A man running a racecourse notes that the sum of the distances from the two flag posts form him is always 10 m and the distance between the flag posts is 8 m. find the equation of the posts traced by the man.

Solution

Let A and B be the positions of the two flag posts and P(x, y) be the position of the man.

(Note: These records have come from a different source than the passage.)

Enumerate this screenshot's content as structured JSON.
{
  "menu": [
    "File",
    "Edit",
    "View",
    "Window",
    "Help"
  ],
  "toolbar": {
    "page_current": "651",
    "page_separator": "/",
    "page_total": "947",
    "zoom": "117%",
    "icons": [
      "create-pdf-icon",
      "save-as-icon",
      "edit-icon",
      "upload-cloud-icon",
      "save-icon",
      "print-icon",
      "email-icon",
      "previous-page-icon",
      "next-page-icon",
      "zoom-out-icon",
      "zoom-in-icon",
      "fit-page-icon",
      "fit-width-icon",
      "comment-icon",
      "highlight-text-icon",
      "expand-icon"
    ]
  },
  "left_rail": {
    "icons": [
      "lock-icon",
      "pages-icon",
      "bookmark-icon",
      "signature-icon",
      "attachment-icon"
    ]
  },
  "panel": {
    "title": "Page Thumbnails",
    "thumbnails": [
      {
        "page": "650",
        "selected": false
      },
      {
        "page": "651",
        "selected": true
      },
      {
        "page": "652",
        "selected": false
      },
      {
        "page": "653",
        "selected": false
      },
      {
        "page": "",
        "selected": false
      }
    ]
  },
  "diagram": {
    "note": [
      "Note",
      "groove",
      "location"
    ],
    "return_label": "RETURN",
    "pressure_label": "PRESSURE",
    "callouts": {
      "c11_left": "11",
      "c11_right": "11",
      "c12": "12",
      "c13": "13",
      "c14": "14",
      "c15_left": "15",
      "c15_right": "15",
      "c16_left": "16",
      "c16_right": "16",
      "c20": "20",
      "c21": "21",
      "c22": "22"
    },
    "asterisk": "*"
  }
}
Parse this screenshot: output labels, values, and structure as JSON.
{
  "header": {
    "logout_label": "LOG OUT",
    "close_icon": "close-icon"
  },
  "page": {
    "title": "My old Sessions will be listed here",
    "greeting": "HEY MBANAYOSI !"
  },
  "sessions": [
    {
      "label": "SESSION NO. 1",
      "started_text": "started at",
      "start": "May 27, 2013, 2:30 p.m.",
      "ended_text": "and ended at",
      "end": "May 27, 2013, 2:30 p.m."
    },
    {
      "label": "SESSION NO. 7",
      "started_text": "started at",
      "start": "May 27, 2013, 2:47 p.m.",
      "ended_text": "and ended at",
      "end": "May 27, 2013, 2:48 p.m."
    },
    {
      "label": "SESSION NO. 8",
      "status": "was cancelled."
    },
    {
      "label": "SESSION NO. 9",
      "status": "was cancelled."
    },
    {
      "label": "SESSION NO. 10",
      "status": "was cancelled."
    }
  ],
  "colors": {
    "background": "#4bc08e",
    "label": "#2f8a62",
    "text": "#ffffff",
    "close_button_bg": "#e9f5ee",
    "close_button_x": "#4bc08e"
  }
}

Accordingly, PA + PB = 10.
We know that if a point moves in a plane in such a way that the sum of its distances from two fixed points is constant, then the path is an ellipse and this constant value is equal to the length of the major axis of the ellipse.
Therefore, the path described by the man is an ellipse where the length of the major axis is 10 m, while points A and B are the foci.
Taking the origin of the coordinate plane as the centre of the ellipse, while taking the major axis along the x-axis, the ellipse can be diagrammatically represented as
The equation of the ellipse will be of the form
$\frac{{{x^2}}}{{{a^2}}} + \frac{{{y^2}}}{{{b^2}}} = 1$
where a is the semi-major axis
Accordingly, 2a = 10 ⇒ a = 5
Distance between the foci (2c) = 8 ⇒ c = 4
On using the relation $c = \sqrt {{a^2} - {b^2}}$ , we obtain
$4 = \sqrt {25 - {b^2}}$
$16 = 25 - {b^2}$
${b^2} = 25 - 16 = 9$
$b = 3$
Thus, the equation of the path traced by the man is $\frac{{{x^2}}}{{25}} + \frac{{{y^2}}}{9} = 1$

Question (8)

An equilateral triangle is inscribed in the parabola y2 = 4 ax, where one vertex is at the vertex of the parabola. Find the length of the side of the triangle.

Solution

Let OAB be the equilateral triangle inscribed in parabola y2 = 4ax.
Let AB intersect the x-axis at point C.
Let OC = k
From the equation of the given parabola, we have ${y^2} = 4ak \Rightarrow y = \pm 2\sqrt {ak}$
∴ The respective coordinates of points A and B are $\left( {k,2\sqrt {ak} } \right)$   and   $\left( {k, - 2\sqrt {ak} } \right)$
AB = CA + CB
$AB = 2\sqrt {ak} + 2\sqrt {ak}$
Since OAB is an equilateral triangle, OA2 = AB2.
$\therefore {k^2} + {\left( {2\sqrt {ak} } \right)^2} = {\left( {4\sqrt {ak} } \right)^2}$
$\Rightarrow {k^2} + 4ak = 16ak$
$\Rightarrow {k^2} = 12ak$
⇒ k = 12a
$AB = 4\sqrt {ak} = 4\sqrt {a \times 12a} = 8\sqrt 3 a$
Thus, the side of the equilateral triangle inscribed in parabola y2 = 4 ax is $8\sqrt 3 a$